NEW EXHIBIT AT NATIONAL MUSEUM OF HEALTH AND MEDICINE FOCUSES ON HEALTH PROBLEMS ASSOCIATED WITH ARSENIC
WASHINGTON - The National Museum of Health and Medicine has unveiled an exhibit highlighting the developing science of medical geology used by its parent organization, the Armed Forces Institute of Pathology (AFIP) to study health problems associated with arsenic. The exhibit will run indefinitely.
The exhibit, "Research Matters: Environmental and Toxicological Effects of Arsenic," explains how geoscience tools are augmenting the skills of medical and environmental professionals to understand exposure to toxic metals and metalloids such as arsenic.
"I am delighted to continue the tradition at the National Museum of Health and Medicine to focus on the AFIP's scientific and medical research," said Dr. Adrianne Noe, museum director. "Visitors can learn through the Research Matters exhibit's series about the relevance of scientific research on their lives as well as the role U.S. military medicine plays in world health."
Arsenic can be an organic or inorganic element that is found in nature and is usually present in the form of compounds with sulfur and with many metals such as iron, copper, cobalt, lead, and zinc. A carcinogen, arsenic can be fatal if ingested. In 1999 the National Academy of Sciences reported that arsenic in drinking water can cause bladder, lung, and skin cancer. It may also contribute to liver and kidney cancer. Levels under 60 parts per million can cause nausea, vomiting, and abnormal heart rhythms.
The exhibit focuses on the arsenic investigations undertaken by the Biophysical Toxicology Branch of the AFIP's Division of Environmental Pathology. In China, where severe arsenic poisoning struck at least 3,000 residents, the investigation revealed it was due to consumption of chili peppers dried over fires fueled by high-arsenic coal. The AFIP also studied arsenic poisonings caused by coal-burning power plants and contaminated drinking water in Mexico, Chile, and West Bengal.

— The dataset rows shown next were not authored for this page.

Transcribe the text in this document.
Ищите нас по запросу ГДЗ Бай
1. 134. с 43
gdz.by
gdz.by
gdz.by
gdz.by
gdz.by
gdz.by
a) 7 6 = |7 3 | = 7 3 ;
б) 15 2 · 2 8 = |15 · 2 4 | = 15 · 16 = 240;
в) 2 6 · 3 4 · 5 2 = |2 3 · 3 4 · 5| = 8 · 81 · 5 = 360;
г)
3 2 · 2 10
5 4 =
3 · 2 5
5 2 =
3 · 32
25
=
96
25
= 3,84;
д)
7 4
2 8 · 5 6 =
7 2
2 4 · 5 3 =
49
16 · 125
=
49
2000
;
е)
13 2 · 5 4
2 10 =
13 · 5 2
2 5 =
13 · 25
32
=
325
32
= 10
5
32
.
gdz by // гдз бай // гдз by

The AFIP worked with geoscientists, biologists, chemists, epidemiologists, toxicologists, and other medical scientists in successful collaborations with other federal agencies, including the U.S. Geological Survey, National Institute of Environmental Health Sciences, and the National Cancer Institute.
A reference book has been prepared that describes the link between geological risk factors and human diseases, according to Jose A. Centeno, PhD., chief of the biophysical toxicology branch. His co-investigator is Dr. Florabel G. Mullick, principal deputy director of the AFIP.
"Arsenic has also been used as a pharmaceutical agent," said Jim Connor, Ph.D., the museum's assistant director for collections. "Arsenic has a long history in medicine for both good and bad and the way this exhibit tells the story is quite exciting, because it is bold and innovative. Some victims of arsenic poisoning were deliberately murdered, while for others its ingestion or inhalation was purely accidental."
An artifact from the Office of the N.Y. Medical Examiner is on display to illustrate arsenic as an intentional poison in a 1935 murder victim. The head and shoulders of a girl who died naturally in the late 1800s and was embalmed using an arsenic-laced formula illustrates the preservative powers of arsenic and calls attention to the possibility of it contaminating drinking water.
The topic of safe arsenic levels is currently in the news. Congress ordered the Environmental Protection Agency to have a new arsenic standard in place by this summer when it amended the 1974 Safe Water Drinking Act last fall.